Dorsey Levens on D&C: NFL rule change prohibiting leading with helmet ‘a great idea’
|03.21.13 at 10:12 am ET|
Former NFL running back Dorsey Levens checked in with Dennis & Callahan on Thursday to discuss the league’s new rule change that prohibits ball-carriers from lowering the crown of their helmets outside of the tackle box.
The hope is that the rule change will prevent concussions and other serious injuries.
“A lot really depends on the defender,” Levens said. “If you’re a running back, see him coming in full speed, sometimes you have to protect yourself. Sometimes guys use your head as a weapon, because if you’re running full speed and the guy tries to wrap you up with your arms, and he catches the crown of your helmet, he could break his arm. Guys know that, which is why running backs use the lowering of the head as a weapon down the field. But, I understand the rule change and there’s going to be some more coming down the pipe.”
While some current and former NFL players have spoken out against the rule, Levens sees both sides and agrees with a lot of what commissioner Roger Goodell is trying to do.
“I think it’s a great idea,” Levens said. “Like I said, it all goes back to safety, and that’s the priority. … I think the smaller, more shifty backs never really lowered their heads anyway. Other guys, the bigger guys know that they could use that crown as a weapon over the guys who don’t like it as much. But the big guy likes it, like [Brandon] Jacobs.”
Levens played in the league for 11 years, spending the majority and most successful part of his career with the Packers, and he understands the thinking of running backs who want to lead with their head.
“What happens is, it’s kind of instinctive especially within that three- to five-yard area.” Levens said, adding: “On third-and-1, or fourth-and-1, a lot of times if you don’t put your head down you’re not going to get the first down, and guys understand that. If you need that one yard, guys are going to do whatever it takes, and that helmet will get people out of your way faster than anything else. But again, if guys on the defensive side were just as willing and able to put that head down and meet you head on, and I think that’s the concern because if the defensive guy and offensive guy do it, and they hit crown to crown, that’s when the serious neck injuries come in.”
Levens also discussed what he believes is behind all of the recent rule alterations with regard to player safety.

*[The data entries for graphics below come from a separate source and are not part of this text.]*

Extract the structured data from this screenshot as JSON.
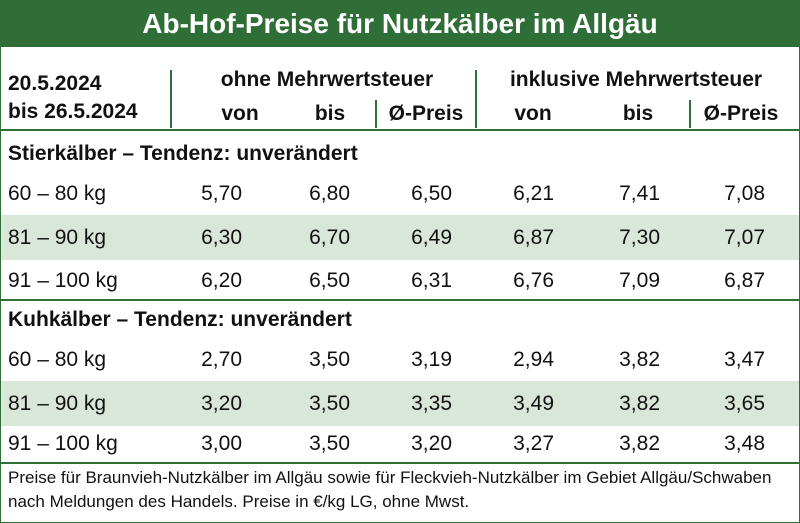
{
  "title": "Ab-Hof-Preise für Nutzkälber im Allgäu",
  "header": {
    "date_from": "20.5.2024",
    "date_to": "bis 26.5.2024",
    "group_excl": "ohne Mehrwertsteuer",
    "group_incl": "inklusive Mehrwertsteuer",
    "col_von": "von",
    "col_bis": "bis",
    "col_avg": "Ø-Preis"
  },
  "sections": [
    {
      "title": "Stierkälber – Tendenz: unverändert",
      "rows": [
        {
          "weight": "60 – 80 kg",
          "values": [
            "5,70",
            "6,80",
            "6,50",
            "6,21",
            "7,41",
            "7,08"
          ]
        },
        {
          "weight": "81 – 90 kg",
          "values": [
            "6,30",
            "6,70",
            "6,49",
            "6,87",
            "7,30",
            "7,07"
          ]
        },
        {
          "weight": "91 – 100 kg",
          "values": [
            "6,20",
            "6,50",
            "6,31",
            "6,76",
            "7,09",
            "6,87"
          ]
        }
      ]
    },
    {
      "title": "Kuhkälber – Tendenz: unverändert",
      "rows": [
        {
          "weight": "60 – 80 kg",
          "values": [
            "2,70",
            "3,50",
            "3,19",
            "2,94",
            "3,82",
            "3,47"
          ]
        },
        {
          "weight": "81 – 90 kg",
          "values": [
            "3,20",
            "3,50",
            "3,35",
            "3,49",
            "3,82",
            "3,65"
          ]
        },
        {
          "weight": "91 – 100 kg",
          "values": [
            "3,00",
            "3,50",
            "3,20",
            "3,27",
            "3,82",
            "3,48"
          ]
        }
      ]
    }
  ],
  "footer": "Preise für Braunvieh-Nutzkälber im Allgäu sowie für Fleckvieh-Nutzkälber im Gebiet Allgäu/Schwaben nach Meldungen des Handels. Preise in €/kg LG, ohne Mwst.",
  "colors": {
    "accent": "#2f6e36",
    "row_shade": "#d9e7d9"
  }
}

“I think [the rules] are well intentioned,” Levens said. “But I think everything that surrounds the concussions has a lot to do with it as well. I think a lot of it may be preemptive strike, with these lawsuits coming down the pipe. … For whatever reason they’re doing it, it needs to be done and I applaud them for doing that.”
Some fans and analysts have talked about the continuing efforts of the league as possibly a negative, feeling that the sport is losing what makes it great: the physical contact.
“I don’t think we’re going to be starting flag football like everyone is afraid of,” Levens said. “It’ll never get to that because at the end of the day, football’s a contact sport and people want to see that contact. That’s what attracts people to football. So if you take away that element of it and you make it too soft, then you’re going to lose the fan base. That’s part of the excitement in football, it’s the contact.”